Arab oil producers have ignored similar calls from Iraq in the past, saying stopping sales was not in their interest.

Lawmakers were expected to vote late Tuesday on how to advise the ruling Revolutionary Command Council, headed by Saddam, which will decide how Iraq responds to the U.N. Security Council resolution.

Lawmakers on Monday denounced the resolution, the latest in a long effort to ensure Iraq scraps its weapons of mass destruction, despite the risk of war if Iraq rejects it.

The first legislator to speak Tuesday renewed the condemnation, calling the resolution "a roadmap for invading Iraq."

"Why do we discuss it when it is trap to create a pretext to attack Iraq," lawmaker Adnan Rashid asked.

The parliament's foreign relations committee has already recommended that Iraq reject the resolution. However, lawmakers have said they would ultimately trust any decision Saddam makes.

The Iraqi president has used parliament's action as cover for difficult decisions in the past, and the harsh rhetoric did not necessarily mean parliament would reject the proposal.

In Washington, President Bush's national security adviser, Condoleezza Rice, rejected the legitimacy of parliament's debate on the resolution.

"One has to be a bit skeptical of the independence of the Iraqi parliament from Saddam Hussein," she said Monday. "I don't think anyone believes this is anything but an absolute dictatorship and this decision is up to Saddam Hussein."

She also said Iraq has no right to accept or reject the resolution. "They are obligated to accept, but the U.N. thought it best to ask for return-receipt requested," Rice said.

Parliament is stacked with Saddam's allies, and Monday night's speeches were aired live on Iraqi television. Lawmakers applauded every mention of Saddam's name in speeches, praising "His Excellency Mr.
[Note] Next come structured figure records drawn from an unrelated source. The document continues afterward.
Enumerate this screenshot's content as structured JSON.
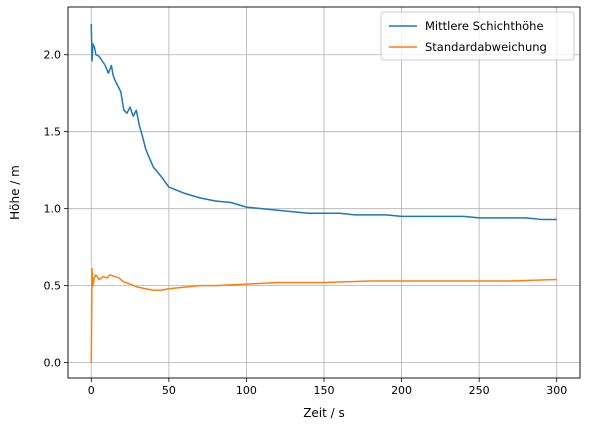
{
  "chart_data": {
    "type": "line",
    "xlabel": "Zeit / s",
    "ylabel": "Höhe / m",
    "xlim": [
      -15,
      315
    ],
    "ylim": [
      -0.1,
      2.31
    ],
    "xticks": [
      0,
      50,
      100,
      150,
      200,
      250,
      300
    ],
    "xtick_labels": [
      "0",
      "50",
      "100",
      "150",
      "200",
      "250",
      "300"
    ],
    "yticks": [
      0.0,
      0.5,
      1.0,
      1.5,
      2.0
    ],
    "ytick_labels": [
      "0.0",
      "0.5",
      "1.0",
      "1.5",
      "2.0"
    ],
    "grid": true,
    "legend_position": "top-right",
    "series": [
      {
        "name": "Mittlere Schichthöhe",
        "color": "#1f77b4",
        "x": [
          0,
          0.5,
          1,
          2,
          3,
          5,
          7,
          9,
          11,
          13,
          14,
          15,
          17,
          19,
          20,
          21,
          23,
          25,
          27,
          29,
          31,
          33,
          35,
          37,
          40,
          45,
          50,
          55,
          60,
          70,
          80,
          90,
          100,
          110,
          120,
          130,
          140,
          150,
          160,
          170,
          180,
          190,
          200,
          210,
          220,
          230,
          240,
          250,
          260,
          270,
          280,
          290,
          300
        ],
        "y": [
          2.2,
          1.96,
          2.07,
          2.05,
          2.0,
          1.99,
          1.96,
          1.93,
          1.88,
          1.93,
          1.87,
          1.84,
          1.8,
          1.76,
          1.7,
          1.64,
          1.62,
          1.66,
          1.6,
          1.64,
          1.54,
          1.47,
          1.39,
          1.34,
          1.27,
          1.21,
          1.14,
          1.12,
          1.1,
          1.07,
          1.05,
          1.04,
          1.01,
          1.0,
          0.99,
          0.98,
          0.97,
          0.97,
          0.97,
          0.96,
          0.96,
          0.96,
          0.95,
          0.95,
          0.95,
          0.95,
          0.95,
          0.94,
          0.94,
          0.94,
          0.94,
          0.93,
          0.93
        ]
      },
      {
        "name": "Standardabweichung",
        "color": "#ff7f0e",
        "x": [
          0,
          0.5,
          1,
          2,
          3,
          5,
          8,
          10,
          12,
          15,
          18,
          20,
          22,
          25,
          30,
          35,
          40,
          45,
          50,
          60,
          70,
          80,
          100,
          120,
          150,
          180,
          200,
          220,
          250,
          270,
          300
        ],
        "y": [
          0.0,
          0.61,
          0.5,
          0.55,
          0.57,
          0.54,
          0.56,
          0.55,
          0.57,
          0.56,
          0.55,
          0.53,
          0.52,
          0.51,
          0.49,
          0.48,
          0.47,
          0.47,
          0.48,
          0.49,
          0.5,
          0.5,
          0.51,
          0.52,
          0.52,
          0.53,
          0.53,
          0.53,
          0.53,
          0.53,
          0.54
        ]
      }
    ]
  }
}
President, the holy warrior leader Saddam Hussein."

On convening Tuesday's session, Parliament speaker Saadoun Hammadi told lawmakers the resolution "does not have the minimum of fairness, objectivity and balance."

"This resolution includes many impossible demands that can't be executed," Hammadi said.
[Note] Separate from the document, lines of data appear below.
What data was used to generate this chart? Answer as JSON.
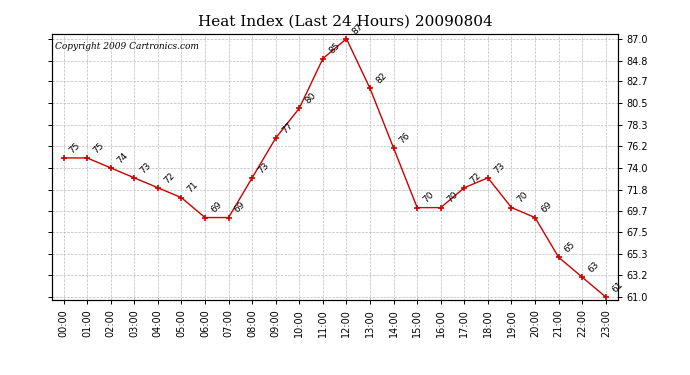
{
  "title": "Heat Index (Last 24 Hours) 20090804",
  "copyright_text": "Copyright 2009 Cartronics.com",
  "hours": [
    "00:00",
    "01:00",
    "02:00",
    "03:00",
    "04:00",
    "05:00",
    "06:00",
    "07:00",
    "08:00",
    "09:00",
    "10:00",
    "11:00",
    "12:00",
    "13:00",
    "14:00",
    "15:00",
    "16:00",
    "17:00",
    "18:00",
    "19:00",
    "20:00",
    "21:00",
    "22:00",
    "23:00"
  ],
  "values": [
    75,
    75,
    74,
    73,
    72,
    71,
    69,
    69,
    73,
    77,
    80,
    85,
    87,
    82,
    76,
    70,
    70,
    72,
    73,
    70,
    69,
    65,
    63,
    61
  ],
  "line_color": "#cc0000",
  "marker": "+",
  "marker_color": "#cc0000",
  "bg_color": "#ffffff",
  "grid_color": "#bbbbbb",
  "ylim_min": 61.0,
  "ylim_max": 87.0,
  "yticks": [
    61.0,
    63.2,
    65.3,
    67.5,
    69.7,
    71.8,
    74.0,
    76.2,
    78.3,
    80.5,
    82.7,
    84.8,
    87.0
  ],
  "title_fontsize": 11,
  "label_fontsize": 7,
  "copyright_fontsize": 6.5,
  "annot_fontsize": 6.5
}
Iraq maintains it no longer has any weapons of mass destruction, and lawmaker Ismail Nasif Jassim called the 30-day period for Iraq to provide documents on its weapons programs "illogical and a way to provoke Iraq."

The U.N. resolution gives inspectors unrestricted access to any suspected weapons site and the right to interview Iraqi scientists outside the country and without Iraqi officials present.

Jassim described the provision for interviewing scientists outside Iraq as "a violation of human rights because it demands of any Iraqi they want to interview to travel abroad with their family."

Iraq has insisted on respect for its sovereignty, an argument it has used in the past to restrict access to Saddam's palaces.

"Whoever formulated the text of that resolution deliberately chose [points] that contradict Iraq's sovereignty and conflict with the dignity of the people," Hammadi said.

State-controlled newspapers castigated the resolution Tuesday, but their editorials did not say the government should reject it. One paper, Al-Iraq, said the resolution demanded "quiet wisdom."

Tuesday's session of parliament was not broadcast live on Iraqi television, leaving Iraqis unaware of how the parliament was likely to vote. It was carried live by Al-Jazeera, the Qatari-based Arabic satellite channel. Iraqis cannot receive Al-Jazeera as the government bans satellite dishes.

The Associated Press contributed to this report.